Seacourt petrol station status

I contacted the planning department after a recent SPD meeting where some people spoke with certainty that the application decision was delayed while Vale reviewed the closure of the petrol station, because that wasn’t my understanding.

The petrol closure is a business decision by the owners there (whether the landowners or the business owners, I don’t know). It’s closure not germane to the planning application so ownership isn’t addressed. (I think the reason the petrol station closure is mentioned at all is there is an element of clean-up that has some rules about it. BIMBW.)

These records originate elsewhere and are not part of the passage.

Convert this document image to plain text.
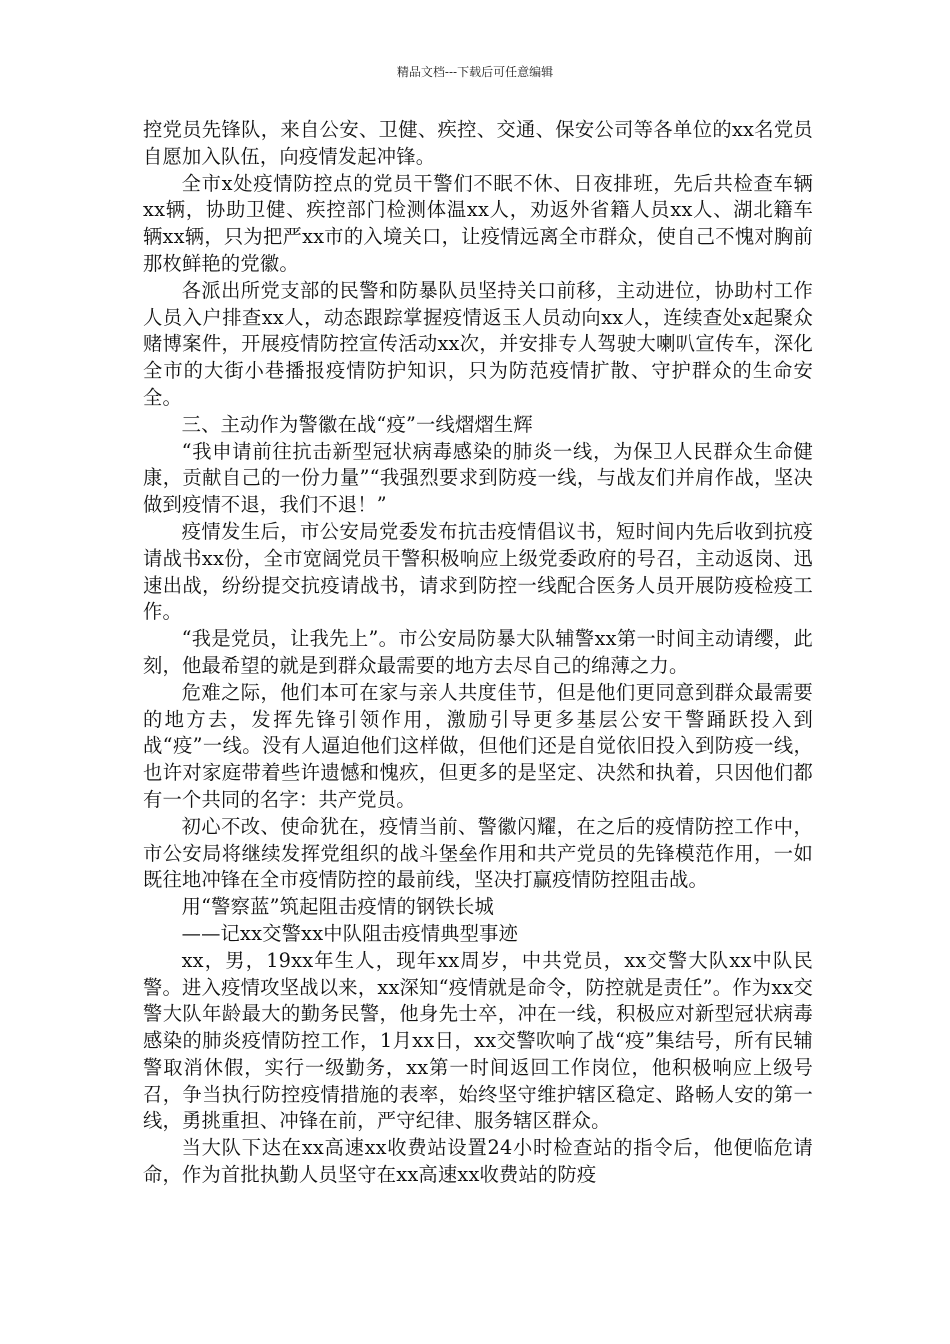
精品文档---下载后可任意编辑

控党员先锋队，来自公安、卫健、疾控、交通、保安公司等各单位的xx名党员自愿加入队伍，向疫情发起冲锋。

全市x处疫情防控点的党员干警们不眠不休、日夜排班，先后共检查车辆xx辆，协助卫健、疾控部门检测体温xx人，劝返外省籍人员xx人、湖北籍车辆xx辆，只为把严xx市的入境关口，让疫情远离全市群众，使自己不愧对胸前那枚鲜艳的党徽。

各派出所党支部的民警和防暴队员坚持关口前移，主动进位，协助村工作人员入户排查xx人，动态跟踪掌握疫情返玉人员动向xx人，连续查处x起聚众赌博案件，开展疫情防控宣传活动xx次，并安排专人驾驶大喇叭宣传车，深化全市的大街小巷播报疫情防护知识，只为防范疫情扩散、守护群众的生命安全。

三、主动作为警徽在战“疫”一线熠熠生辉

“我申请前往抗击新型冠状病毒感染的肺炎一线，为保卫人民群众生命健康，贡献自己的一份力量”“我强烈要求到防疫一线，与战友们并肩作战，坚决做到疫情不退，我们不退！”

疫情发生后，市公安局党委发布抗击疫情倡议书，短时间内先后收到抗疫请战书xx份，全市宽阔党员干警积极响应上级党委政府的号召，主动返岗、迅速出战，纷纷提交抗疫请战书，请求到防控一线配合医务人员开展防疫检疫工作。

“我是党员，让我先上”。市公安局防暴大队辅警xx第一时间主动请缨，此刻，他最希望的就是到群众最需要的地方去尽自己的绵薄之力。

危难之际，他们本可在家与亲人共度佳节，但是他们更同意到群众最需要的地方去，发挥先锋引领作用，激励引导更多基层公安干警踊跃投入到战“疫”一线。没有人逼迫他们这样做，但他们还是自觉依旧投入到防疫一线，也许对家庭带着些许遗憾和愧疚，但更多的是坚定、决然和执着，只因他们都有一个共同的名字：共产党员。

初心不改、使命犹在，疫情当前、警徽闪耀，在之后的疫情防控工作中，市公安局将继续发挥党组织的战斗堡垒作用和共产党员的先锋模范作用，一如既往地冲锋在全市疫情防控的最前线，坚决打赢疫情防控阻击战。

用“警察蓝”筑起阻击疫情的钢铁长城

——记xx交警xx中队阻击疫情典型事迹

xx，男，19xx年生人，现年xx周岁，中共党员，xx交警大队xx中队民警。进入疫情攻坚战以来，xx深知“疫情就是命令，防控就是责任”。作为xx交警大队年龄最大的勤务民警，他身先士卒，冲在一线，积极应对新型冠状病毒感染的肺炎疫情防控工作，1月xx日，xx交警吹响了战“疫”集结号，所有民辅警取消休假，实行一级勤务，xx第一时间返回工作岗位，他积极响应上级号召，争当执行防控疫情措施的表率，始终坚守维护辖区稳定、路畅人安的第一线，勇挑重担、冲锋在前，严守纪律、服务辖区群众。

当大队下达在xx高速xx收费站设置24小时检查站的指令后，他便临危请命，作为首批执勤人员坚守在xx高速xx收费站的防疫
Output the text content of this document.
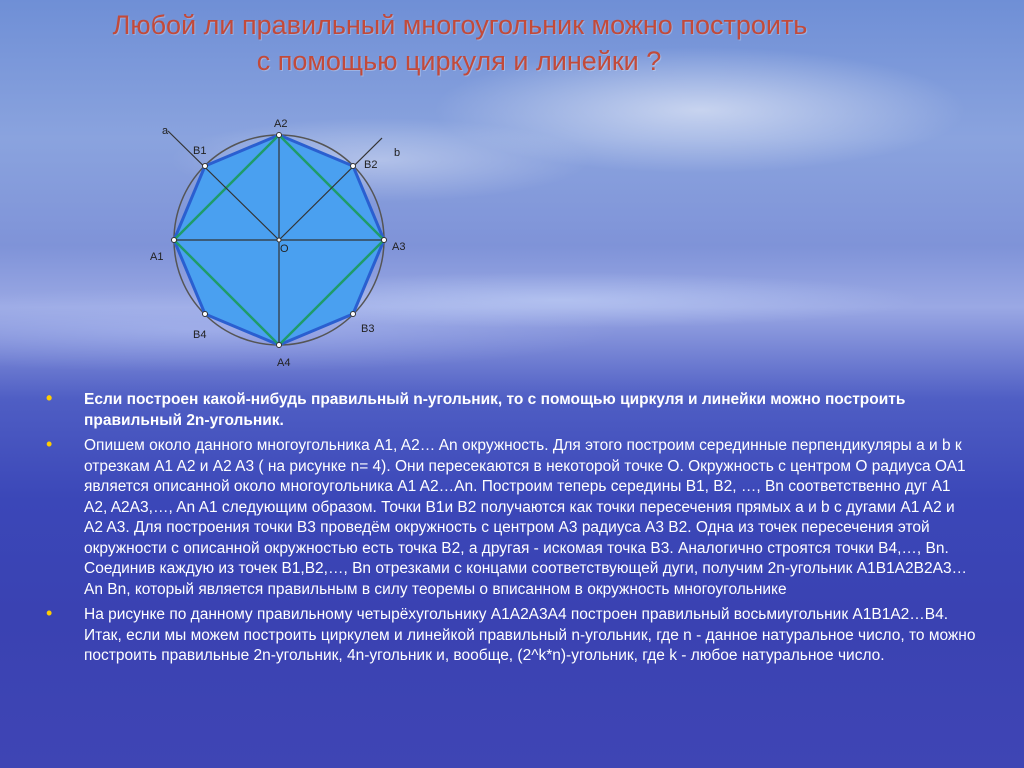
Любой ли правильный многоугольник можно построить
с помощью циркуля и линейки ?
a
b
A2
B1
B2
A1
O	A3
B4	B3
A4
• Если построен какой-нибудь правильный n-угольник, то с помощью циркуля и линейки можно построить правильный 2n-угольник.
• Опишем около данного многоугольника A1, A2… An окружность. Для этого построим серединные перпендикуляры a и b к отрезкам A1 A2 и A2 A3 ( на рисунке n= 4). Они пересекаются в некоторой точке O. Окружность с центром О радиуса ОА1 является описанной около многоугольника A1 A2…An. Построим теперь середины B1, B2, …, Bn соответственно дуг A1 A2, A2A3,…, An A1 следующим образом. Точки B1и B2 получаются как точки пересечения прямых a и b с дугами A1 A2 и A2 A3. Для построения точки B3 проведём окружность с центром A3 радиуса A3 B2. Одна из точек пересечения этой окружности с описанной окружностью есть точка B2, а другая - искомая точка B3. Аналогично строятся точки B4,…, Bn. Соединив каждую из точек B1,B2,…, Bn отрезками с концами соответствующей дуги, получим 2n-угольник A1B1A2B2A3… An Bn, который является правильным в силу теоремы о вписанном в окружность многоугольнике
• На рисунке по данному правильному четырёхугольнику A1A2A3A4 построен правильный восьмиугольник A1B1A2…B4. Итак, если мы можем построить циркулем и линейкой правильный n-угольник, где n - данное натуральное число, то можно построить правильные 2n-угольник, 4n-угольник и, вообще, (2^k*n)-угольник, где k - любое натуральное число.
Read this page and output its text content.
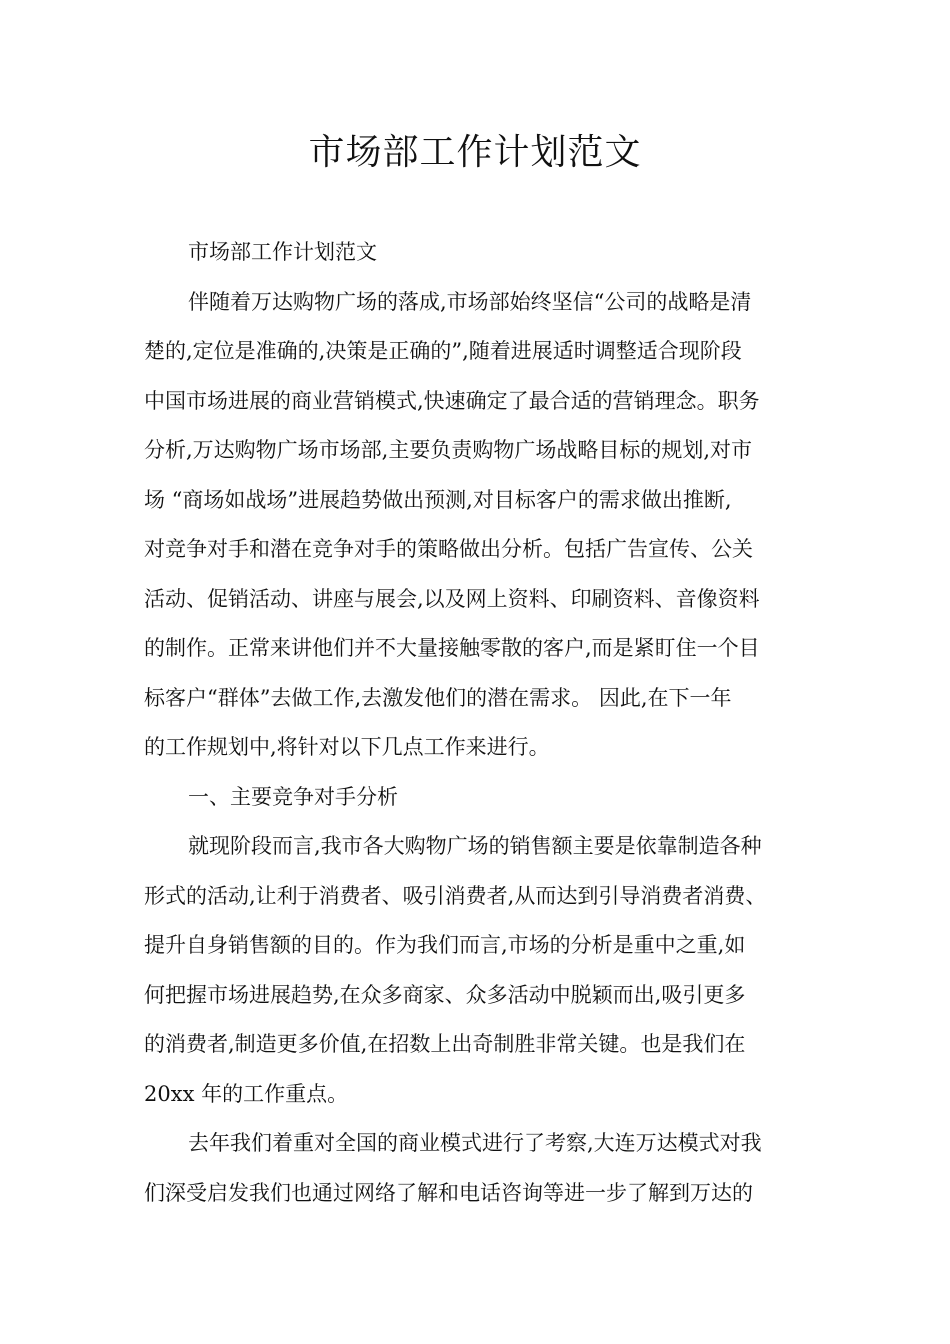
市场部工作计划范文
市场部工作计划范文
伴随着万达购物广场的落成,市场部始终坚信“公司的战略是清
楚的,定位是准确的,决策是正确的”,随着进展适时调整适合现阶段
中国市场进展的商业营销模式,快速确定了最合适的营销理念。职务
分析,万达购物广场市场部,主要负责购物广场战略目标的规划,对市
场 “商场如战场”进展趋势做出预测,对目标客户的需求做出推断,
对竞争对手和潜在竞争对手的策略做出分析。包括广告宣传、公关
活动、促销活动、讲座与展会,以及网上资料、印刷资料、音像资料
的制作。正常来讲他们并不大量接触零散的客户,而是紧盯住一个目
标客户“群体”去做工作,去激发他们的潜在需求。 因此,在下一年
的工作规划中,将针对以下几点工作来进行。
一、主要竞争对手分析
就现阶段而言,我市各大购物广场的销售额主要是依靠制造各种
形式的活动,让利于消费者、吸引消费者,从而达到引导消费者消费、
提升自身销售额的目的。作为我们而言,市场的分析是重中之重,如
何把握市场进展趋势,在众多商家、众多活动中脱颖而出,吸引更多
的消费者,制造更多价值,在招数上出奇制胜非常关键。也是我们在
20xx 年的工作重点。
去年我们着重对全国的商业模式进行了考察,大连万达模式对我
们深受启发我们也通过网络了解和电话咨询等进一步了解到万达的
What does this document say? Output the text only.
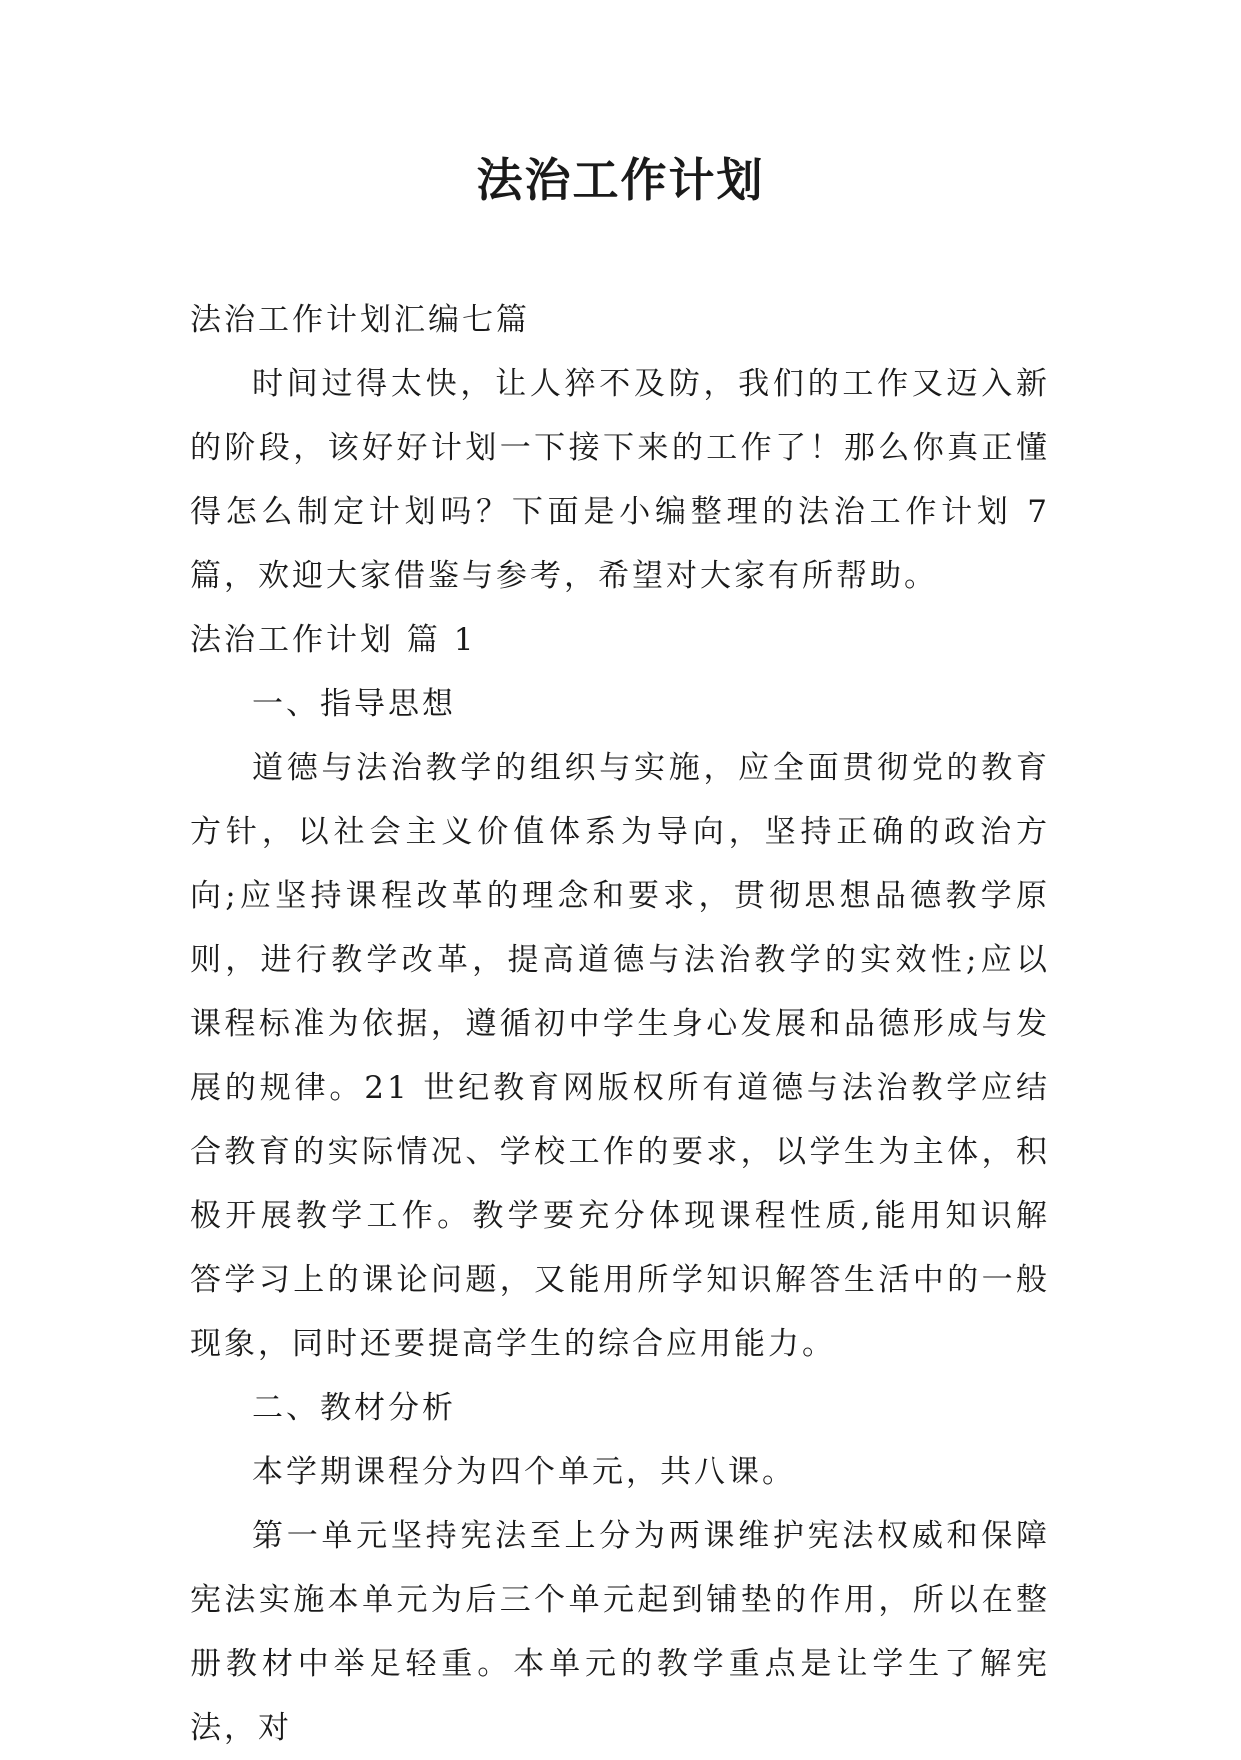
法治工作计划

法治工作计划汇编七篇

时间过得太快，让人猝不及防，我们的工作又迈入新的阶段，该好好计划一下接下来的工作了！那么你真正懂得怎么制定计划吗？下面是小编整理的法治工作计划 7 篇，欢迎大家借鉴与参考，希望对大家有所帮助。

法治工作计划 篇 1

一、指导思想

道德与法治教学的组织与实施，应全面贯彻党的教育方针，以社会主义价值体系为导向，坚持正确的政治方向;应坚持课程改革的理念和要求，贯彻思想品德教学原则，进行教学改革，提高道德与法治教学的实效性;应以课程标准为依据，遵循初中学生身心发展和品德形成与发展的规律。21 世纪教育网版权所有道德与法治教学应结合教育的实际情况、学校工作的要求，以学生为主体，积极开展教学工作。教学要充分体现课程性质,能用知识解答学习上的课论问题，又能用所学知识解答生活中的一般现象，同时还要提高学生的综合应用能力。

二、教材分析

本学期课程分为四个单元，共八课。

第一单元坚持宪法至上分为两课维护宪法权威和保障宪法实施本单元为后三个单元起到铺垫的作用，所以在整册教材中举足轻重。本单元的教学重点是让学生了解宪法，对
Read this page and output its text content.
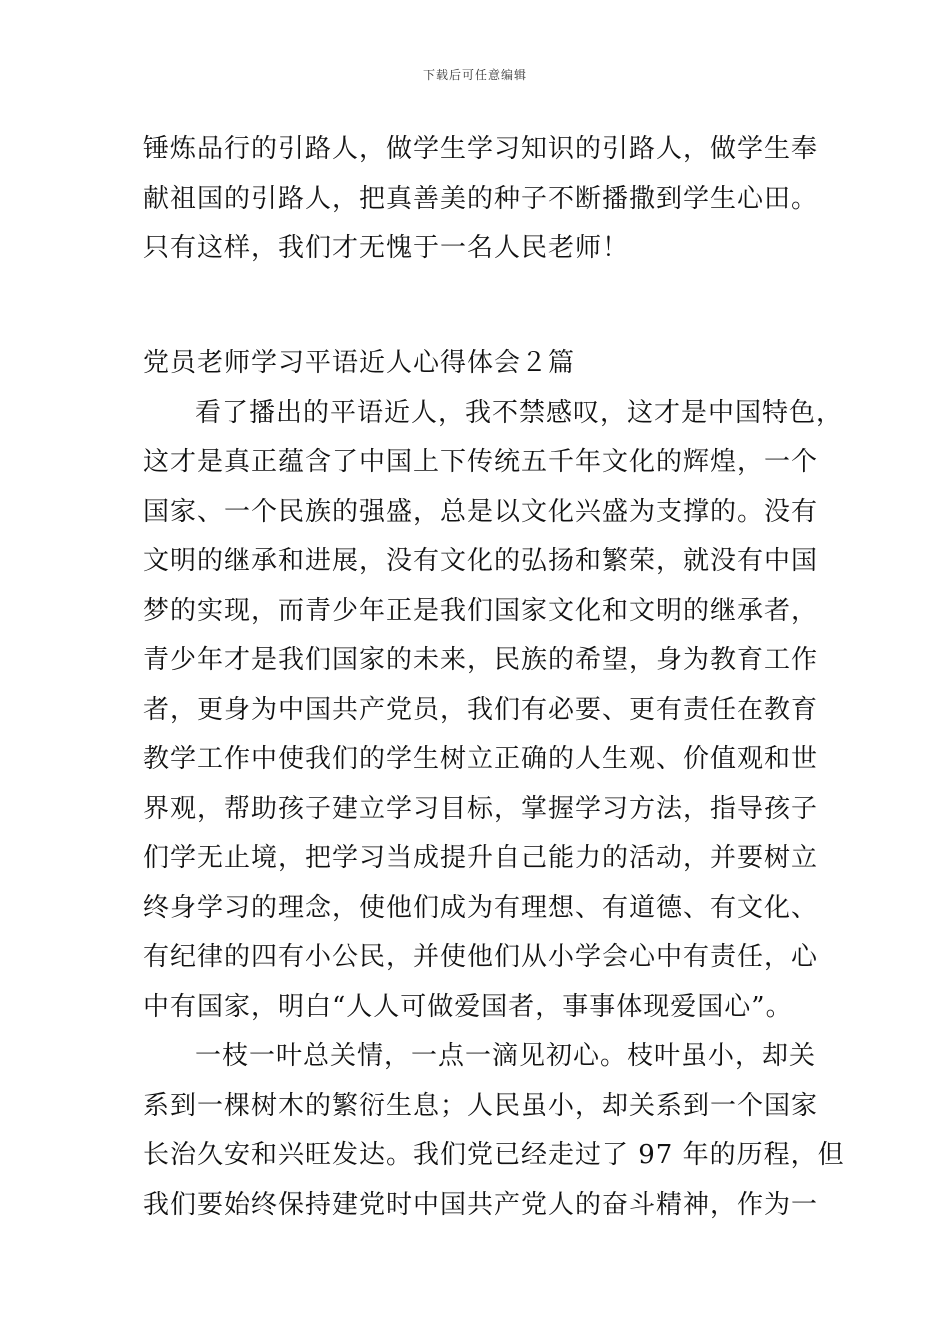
下载后可任意编辑
锤炼品行的引路人，做学生学习知识的引路人，做学生奉
献祖国的引路人，把真善美的种子不断播撒到学生心田。
只有这样，我们才无愧于一名人民老师！
党员老师学习平语近人心得体会２篇
看了播出的平语近人，我不禁感叹，这才是中国特色，
这才是真正蕴含了中国上下传统五千年文化的辉煌，一个
国家、一个民族的强盛，总是以文化兴盛为支撑的。没有
文明的继承和进展，没有文化的弘扬和繁荣，就没有中国
梦的实现，而青少年正是我们国家文化和文明的继承者，
青少年才是我们国家的未来，民族的希望，身为教育工作
者，更身为中国共产党员，我们有必要、更有责任在教育
教学工作中使我们的学生树立正确的人生观、价值观和世
界观，帮助孩子建立学习目标，掌握学习方法，指导孩子
们学无止境，把学习当成提升自己能力的活动，并要树立
终身学习的理念，使他们成为有理想、有道德、有文化、
有纪律的四有小公民，并使他们从小学会心中有责任，心
中有国家，明白“人人可做爱国者，事事体现爱国心”。
一枝一叶总关情，一点一滴见初心。枝叶虽小，却关
系到一棵树木的繁衍生息；人民虽小，却关系到一个国家
长治久安和兴旺发达。我们党已经走过了 97 年的历程，但
我们要始终保持建党时中国共产党人的奋斗精神，作为一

In my consultation response for the current planning application, I raised two main concerns. One was that a condition on the original development many years ago that there was to be no food sales allowed there, so as not to complete with West Way businesses. (The planning officer now tells me that they are exploring this condition with respect to the new development, but since we don’t know what the new development will be, that’s not too clear. I expect they are looking for justification to allow food to be sold at Seacourt Retail Centre there in spite of the prohibition many years ago. There’s little joined up thinking, as we very well know.)

I also raised the problem of no controlled pedestrian access to the centre, and no signaled car access. I have no clue if they’ve explored that.

But neither of these things is the petrol station.

Over the years, there has been a lot of complaining about the petrol station closure and I’ve sing in that chorus, I claim that petrol stations should also somehow be protected as community assets; surely they are at least as important as pubs. It falls on deaf ears; Tories just use it as a way to take a personal jab at me. In a recent full council meeting, I expressed my view that it was an environmental sustainability issue for the community, that we would now have to drive miles on the congested A34 to fill our tanks. It’s eve a worse situation with the closure of the Esso in Oxpens Road. I think it’s also a constraint to how many people realistically will to their weekly shop at the new centre here in Botley. Most of us fill the tank with fuel when we fill the boot with groceries. More deaf ears.

In my opinion, if anything can be done, its via the owners there (landowners probably).

An friendly, business-based approach to the landower might gain something. Now that the Business Forum is going, maybe that’s the vehicle. (Well done on getting that up and running by the way!I hadn’t thought of the impact of this loss on local car-based businesses. Maybe that would sway the owners to think again.)